Top-K tracks the K most frequent items in a stream.

Use Cases

  • Trending topics: Track most mentioned hashtags
  • Popular products: Find best-selling items
  • Frequent errors: Identify most common error codes
  • Hot pages: Track most visited URLs

Creating Top-K

# Track top 10 items
TOPK.RESERVE trending 10 2000 7 0.925
Parameters:
  • 10: Number of top items to track (K)
  • 2000: Width (more = accurate, more memory)
  • 7: Depth (hash functions)
  • 0.925: Decay (0-1, lower = faster decay)
Simple creation:
TOPK.RESERVE trending 10  # Use defaults

Adding Items

# Add single item
TOPK.ADD trending "redis"

# Add multiple items
TOPK.ADD trending "python" "javascript" "go" "rust"

Querying Top-K

# Get top K items
TOPK.LIST trending
# Returns: ["redis", "python", "javascript", ...] (most frequent first)

# Get top K with counts
TOPK.LIST trending WITHCOUNT
# Returns: ["redis", 1523, "python", 1234, ...]

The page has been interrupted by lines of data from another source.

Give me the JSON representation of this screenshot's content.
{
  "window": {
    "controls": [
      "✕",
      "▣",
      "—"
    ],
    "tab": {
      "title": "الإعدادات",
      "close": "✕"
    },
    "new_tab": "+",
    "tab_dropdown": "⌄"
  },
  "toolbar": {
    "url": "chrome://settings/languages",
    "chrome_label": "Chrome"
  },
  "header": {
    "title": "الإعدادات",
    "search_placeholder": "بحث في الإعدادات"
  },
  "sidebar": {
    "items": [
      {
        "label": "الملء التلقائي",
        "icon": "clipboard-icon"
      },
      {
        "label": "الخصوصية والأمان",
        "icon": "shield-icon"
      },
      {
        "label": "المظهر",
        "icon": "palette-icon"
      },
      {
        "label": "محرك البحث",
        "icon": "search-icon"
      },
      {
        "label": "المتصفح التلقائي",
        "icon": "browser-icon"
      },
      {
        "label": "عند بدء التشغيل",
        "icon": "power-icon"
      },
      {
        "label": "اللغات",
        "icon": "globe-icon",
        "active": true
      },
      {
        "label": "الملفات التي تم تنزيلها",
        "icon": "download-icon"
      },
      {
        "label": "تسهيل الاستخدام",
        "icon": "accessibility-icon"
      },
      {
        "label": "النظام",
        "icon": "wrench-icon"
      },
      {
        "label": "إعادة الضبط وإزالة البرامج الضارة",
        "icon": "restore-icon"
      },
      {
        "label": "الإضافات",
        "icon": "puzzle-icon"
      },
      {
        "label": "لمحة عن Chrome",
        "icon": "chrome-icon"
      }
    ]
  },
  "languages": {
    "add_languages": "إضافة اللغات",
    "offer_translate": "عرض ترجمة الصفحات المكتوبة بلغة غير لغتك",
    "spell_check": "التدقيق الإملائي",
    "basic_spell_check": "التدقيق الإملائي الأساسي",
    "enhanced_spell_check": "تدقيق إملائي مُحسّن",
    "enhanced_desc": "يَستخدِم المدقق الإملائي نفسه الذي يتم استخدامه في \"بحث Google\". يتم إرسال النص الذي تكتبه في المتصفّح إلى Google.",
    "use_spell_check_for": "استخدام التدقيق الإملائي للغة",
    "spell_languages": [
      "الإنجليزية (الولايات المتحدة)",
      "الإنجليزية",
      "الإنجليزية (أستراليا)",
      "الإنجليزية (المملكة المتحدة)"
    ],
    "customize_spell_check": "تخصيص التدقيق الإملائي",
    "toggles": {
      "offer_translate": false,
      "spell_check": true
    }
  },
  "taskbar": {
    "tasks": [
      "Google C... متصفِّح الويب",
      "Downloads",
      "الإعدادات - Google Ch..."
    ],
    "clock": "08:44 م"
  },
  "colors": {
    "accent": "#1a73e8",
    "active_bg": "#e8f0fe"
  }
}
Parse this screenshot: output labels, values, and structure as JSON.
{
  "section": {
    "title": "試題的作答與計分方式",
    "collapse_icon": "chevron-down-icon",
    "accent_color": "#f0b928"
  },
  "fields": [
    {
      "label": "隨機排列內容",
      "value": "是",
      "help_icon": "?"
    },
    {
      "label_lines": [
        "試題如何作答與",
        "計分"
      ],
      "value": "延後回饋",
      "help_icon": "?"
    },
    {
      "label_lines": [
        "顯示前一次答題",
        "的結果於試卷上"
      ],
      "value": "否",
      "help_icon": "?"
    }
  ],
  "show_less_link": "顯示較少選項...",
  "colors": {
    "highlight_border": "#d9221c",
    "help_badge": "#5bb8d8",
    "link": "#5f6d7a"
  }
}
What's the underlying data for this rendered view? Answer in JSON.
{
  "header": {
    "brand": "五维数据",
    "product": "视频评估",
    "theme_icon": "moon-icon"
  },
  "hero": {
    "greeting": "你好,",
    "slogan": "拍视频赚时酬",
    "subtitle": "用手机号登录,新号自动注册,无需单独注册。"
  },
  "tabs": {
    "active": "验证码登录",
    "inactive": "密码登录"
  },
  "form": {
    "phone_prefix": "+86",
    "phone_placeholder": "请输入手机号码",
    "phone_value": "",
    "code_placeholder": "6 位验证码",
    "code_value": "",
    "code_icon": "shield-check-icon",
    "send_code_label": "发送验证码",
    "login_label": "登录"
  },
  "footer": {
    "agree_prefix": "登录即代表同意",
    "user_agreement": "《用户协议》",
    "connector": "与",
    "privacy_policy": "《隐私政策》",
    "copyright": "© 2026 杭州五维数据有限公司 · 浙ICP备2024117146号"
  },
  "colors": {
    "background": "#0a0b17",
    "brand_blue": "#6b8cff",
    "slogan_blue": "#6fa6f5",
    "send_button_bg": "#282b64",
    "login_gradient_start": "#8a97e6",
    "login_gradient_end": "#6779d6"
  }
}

# Check if item is in top K
TOPK.QUERY trending "redis" "cobol"
# Returns: [1, 0] (redis is in top K, cobol is not)

# Get item count
TOPK.COUNT trending "redis" "python"
# Returns: [1523, 1234]
import redis

r = redis.Redis(decode_responses=True)

# Track top 20 hashtags
r.execute_command("TOPK.RESERVE", "trending_hashtags", 20)

def process_tweet(tweet: str):
    """Extract and track hashtags."""
    hashtags = [word for word in tweet.split() if word.startswith('#')]
    
    if hashtags:
        # Add all hashtags
        r.execute_command("TOPK.ADD", "trending_hashtags", *hashtags)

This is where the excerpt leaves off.